Growth that outruns tenure. The company went from about 15 employees a year ago to a planned 250 by year-end, meaning most of the staff are brand new. Their hiring filter is three traits: high agency ("heat-seeking missiles for pain," running at the hardest problems), high humility, and genuinely caring about the mission of patient access.

The moat question every investor asked. Both founders said the recurring challenge from investors was blunt: why won't the big "God models" from the frontier labs just flip a switch and do this themselves? Their answer is data and breadth. Assort has accumulated more than 190 million patient-facing interactions and over 70,000 care protocols, which it feeds into a proprietary system it calls Assort Synapse, the "brain" powering its agents. "Their product is the model," Wang said of Anthropic. "Their product is not the context or... all the nuanced things that could happen in healthcare." He noted that both investors in their last two rounds had been early backers of Anthropic, "They invested over a billion dollars each into Anthropic," and bet on Assort precisely because the models getting better helps, rather than threatens, a company that owns the industry-specific data and workflows. More than $70 million of the new capital is earmarked for R&D over the next two years to deepen that system.

Does it actually work? Across more than 350,000 patient ratings, Assort averages 4.4 out of 5, and, surprisingly, older Medicare-age patients rate it highest of all. Early on, building an agent for a single practice took roughly six months; the founders compared their approach to Palantir's, building heavy tooling so that what took months now takes weeks.

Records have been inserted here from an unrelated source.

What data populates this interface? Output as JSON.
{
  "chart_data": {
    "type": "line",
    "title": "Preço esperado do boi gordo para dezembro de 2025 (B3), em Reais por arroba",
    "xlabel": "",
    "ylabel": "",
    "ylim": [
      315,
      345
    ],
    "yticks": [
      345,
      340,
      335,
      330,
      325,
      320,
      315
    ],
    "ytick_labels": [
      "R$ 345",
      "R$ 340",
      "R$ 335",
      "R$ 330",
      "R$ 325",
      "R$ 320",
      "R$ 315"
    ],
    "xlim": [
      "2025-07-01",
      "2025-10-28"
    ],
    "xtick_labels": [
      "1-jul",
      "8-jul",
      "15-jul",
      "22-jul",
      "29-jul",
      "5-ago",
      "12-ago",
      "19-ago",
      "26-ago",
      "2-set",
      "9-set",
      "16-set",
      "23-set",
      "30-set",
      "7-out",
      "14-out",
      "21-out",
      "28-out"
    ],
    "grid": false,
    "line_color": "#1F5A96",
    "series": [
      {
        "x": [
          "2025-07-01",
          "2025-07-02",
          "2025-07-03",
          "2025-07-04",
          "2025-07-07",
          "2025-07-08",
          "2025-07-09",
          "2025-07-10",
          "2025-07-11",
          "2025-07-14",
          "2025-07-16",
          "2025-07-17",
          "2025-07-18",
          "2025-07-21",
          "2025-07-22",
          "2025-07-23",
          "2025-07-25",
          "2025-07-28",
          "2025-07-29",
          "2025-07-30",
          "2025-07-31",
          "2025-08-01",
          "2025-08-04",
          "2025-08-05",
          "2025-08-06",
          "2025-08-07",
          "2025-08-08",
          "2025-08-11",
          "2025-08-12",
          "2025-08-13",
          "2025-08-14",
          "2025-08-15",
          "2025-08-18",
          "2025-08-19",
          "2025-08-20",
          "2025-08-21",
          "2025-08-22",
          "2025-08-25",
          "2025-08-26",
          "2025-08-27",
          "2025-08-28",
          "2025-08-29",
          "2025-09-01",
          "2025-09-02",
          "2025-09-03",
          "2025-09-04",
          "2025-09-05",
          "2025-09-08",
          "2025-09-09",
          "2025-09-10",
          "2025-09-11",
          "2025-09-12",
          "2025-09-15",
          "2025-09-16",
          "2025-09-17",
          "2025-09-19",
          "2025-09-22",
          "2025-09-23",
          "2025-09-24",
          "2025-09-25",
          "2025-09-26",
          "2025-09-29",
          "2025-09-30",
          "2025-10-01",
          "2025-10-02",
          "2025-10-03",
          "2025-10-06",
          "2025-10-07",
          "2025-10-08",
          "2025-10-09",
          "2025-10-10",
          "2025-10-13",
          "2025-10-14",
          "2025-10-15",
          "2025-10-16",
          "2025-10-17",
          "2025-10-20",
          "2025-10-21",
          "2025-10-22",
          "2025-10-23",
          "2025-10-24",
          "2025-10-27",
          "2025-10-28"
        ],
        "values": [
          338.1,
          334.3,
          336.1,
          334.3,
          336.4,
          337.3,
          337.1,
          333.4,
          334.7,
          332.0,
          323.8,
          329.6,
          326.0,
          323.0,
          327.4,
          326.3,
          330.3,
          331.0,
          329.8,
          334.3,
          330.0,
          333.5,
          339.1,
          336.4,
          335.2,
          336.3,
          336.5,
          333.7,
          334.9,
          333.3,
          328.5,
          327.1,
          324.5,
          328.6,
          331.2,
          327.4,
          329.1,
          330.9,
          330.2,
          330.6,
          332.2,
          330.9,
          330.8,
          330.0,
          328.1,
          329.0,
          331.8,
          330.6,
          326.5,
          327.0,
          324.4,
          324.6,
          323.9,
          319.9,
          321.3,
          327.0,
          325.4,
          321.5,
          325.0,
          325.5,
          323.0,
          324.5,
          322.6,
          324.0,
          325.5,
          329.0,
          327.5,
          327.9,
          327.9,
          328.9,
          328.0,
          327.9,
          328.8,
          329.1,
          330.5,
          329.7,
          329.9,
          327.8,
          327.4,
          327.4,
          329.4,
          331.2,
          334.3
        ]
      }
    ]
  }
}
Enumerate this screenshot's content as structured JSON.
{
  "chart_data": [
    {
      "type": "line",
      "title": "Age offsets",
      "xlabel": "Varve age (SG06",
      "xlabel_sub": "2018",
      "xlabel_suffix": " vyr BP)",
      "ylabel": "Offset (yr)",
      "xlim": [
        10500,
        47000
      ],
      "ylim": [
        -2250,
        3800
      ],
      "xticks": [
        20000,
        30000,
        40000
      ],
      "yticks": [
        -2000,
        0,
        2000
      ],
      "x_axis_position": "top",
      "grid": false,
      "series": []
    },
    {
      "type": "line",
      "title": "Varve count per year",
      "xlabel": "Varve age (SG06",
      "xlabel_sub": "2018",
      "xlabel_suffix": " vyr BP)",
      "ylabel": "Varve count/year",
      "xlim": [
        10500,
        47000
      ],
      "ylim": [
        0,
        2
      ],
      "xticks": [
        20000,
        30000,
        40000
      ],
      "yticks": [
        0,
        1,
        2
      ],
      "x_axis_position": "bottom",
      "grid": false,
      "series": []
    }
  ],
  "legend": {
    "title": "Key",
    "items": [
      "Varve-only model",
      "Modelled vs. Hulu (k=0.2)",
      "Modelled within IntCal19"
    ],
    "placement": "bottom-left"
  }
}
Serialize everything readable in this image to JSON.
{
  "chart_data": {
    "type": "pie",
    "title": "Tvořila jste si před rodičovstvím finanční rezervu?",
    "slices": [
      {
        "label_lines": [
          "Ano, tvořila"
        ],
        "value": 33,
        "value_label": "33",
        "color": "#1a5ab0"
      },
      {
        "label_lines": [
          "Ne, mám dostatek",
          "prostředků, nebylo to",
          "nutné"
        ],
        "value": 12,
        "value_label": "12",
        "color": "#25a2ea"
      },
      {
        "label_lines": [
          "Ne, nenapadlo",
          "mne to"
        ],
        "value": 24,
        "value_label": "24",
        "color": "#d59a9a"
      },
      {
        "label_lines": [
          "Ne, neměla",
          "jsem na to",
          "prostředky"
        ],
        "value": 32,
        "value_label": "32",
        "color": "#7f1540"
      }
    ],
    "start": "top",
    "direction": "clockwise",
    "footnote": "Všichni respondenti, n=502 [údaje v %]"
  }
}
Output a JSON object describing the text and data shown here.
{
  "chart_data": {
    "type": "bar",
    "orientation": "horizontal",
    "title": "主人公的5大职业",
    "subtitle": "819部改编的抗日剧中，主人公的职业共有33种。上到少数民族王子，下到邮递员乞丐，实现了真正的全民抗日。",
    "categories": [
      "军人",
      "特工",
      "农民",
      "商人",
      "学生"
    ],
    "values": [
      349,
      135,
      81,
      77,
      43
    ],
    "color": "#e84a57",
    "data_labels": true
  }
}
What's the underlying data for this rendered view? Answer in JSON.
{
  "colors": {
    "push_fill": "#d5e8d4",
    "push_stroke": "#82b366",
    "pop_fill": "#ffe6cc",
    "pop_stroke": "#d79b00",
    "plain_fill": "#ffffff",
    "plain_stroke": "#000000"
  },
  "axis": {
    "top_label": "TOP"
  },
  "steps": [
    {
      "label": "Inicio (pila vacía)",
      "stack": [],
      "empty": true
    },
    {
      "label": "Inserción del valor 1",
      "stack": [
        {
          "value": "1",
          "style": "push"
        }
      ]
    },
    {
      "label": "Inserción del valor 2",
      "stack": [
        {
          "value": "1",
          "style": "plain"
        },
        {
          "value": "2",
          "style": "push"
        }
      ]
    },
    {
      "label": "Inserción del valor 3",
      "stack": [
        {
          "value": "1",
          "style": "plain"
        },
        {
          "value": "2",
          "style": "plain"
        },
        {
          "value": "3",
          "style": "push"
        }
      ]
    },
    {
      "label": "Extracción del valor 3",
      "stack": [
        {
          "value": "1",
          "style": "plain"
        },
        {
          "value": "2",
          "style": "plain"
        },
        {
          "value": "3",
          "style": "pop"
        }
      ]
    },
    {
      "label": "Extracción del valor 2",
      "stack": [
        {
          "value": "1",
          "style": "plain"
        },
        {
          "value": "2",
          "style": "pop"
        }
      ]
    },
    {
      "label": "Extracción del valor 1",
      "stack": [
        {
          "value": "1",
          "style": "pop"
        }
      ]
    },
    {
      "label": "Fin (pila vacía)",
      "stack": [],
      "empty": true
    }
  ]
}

There's also a very human footnote to the grind. Wang is a UCSF med-school dropout, and he says COVID was the turning point, when sitting in class felt unbearable next to what he thought technology could fix in healthcare. And Liu admitted, sheepishly, that he used to sleep at the office in the early days (the two even lived together for two years). His advice now: don't. "Getting a good night's sleep is really important for your mental health and well-being."

Also Heard

  • The SpaceX-Cursor deal dominated the AI podcasts. Cursor, the AI coding tool made by AnySphere and founded by four MIT students in 2022, was reportedly the target of a $60 billion acquisition by SpaceX, or, alternatively, a $10 billion compute-sharing partnership. What makes it a cautionary tale rather than a pure victory lap: Cursor hit a $2.7 billion annualized revenue run rate in about three years, but in its latest fiscal year reportedly lost nearly $900 million on $700 million of actual revenue. Before SpaceX came knocking, Cursor had been in the middle of raising a $2 billion round from Andreessen Horowitz, Thrive Capital, NVIDIA and Battery Ventures. The hosts framed the whole thing as a signal about the shaky economics of the AI coding market, even as it delivers real productivity gains: Anthropic's rival Claude Code, they noted, reached $1 billion in annualized revenue just six months after launch, "faster than any enterprise software product in history." (AI to ROI, "The AI Coding Wars, Inflection Point and the Cursor-SpaceX Deal," 2026-07-07)
  • Europe's startup factory adds a cohort. Station F's FAI Accelerator in Paris is launching its second cohort this September. Its first batch of 20 AI startups collectively raised $34 million in pre-seed funding, and the program is targeting €1 million in revenue per startup within six months, an explicit answer to critics who say European startups commercialize too slowly. (AI Chat: AI News & Artificial Intelligence, "Mistral's $3.5B Raise, Samsung Profit up 18x from AI Memory," 2026-07-07)

One theme tied the week together: capital is flowing overwhelmingly toward the picks-and-shovels of AI, the chips (SambaNova), the training stacks (Prime Intellect, Mistral), the developer tools (Ollama), with the clearest application-layer winner, Assort Health, standing out precisely because it owns something the models can't buy: years of messy, real-world healthcare data.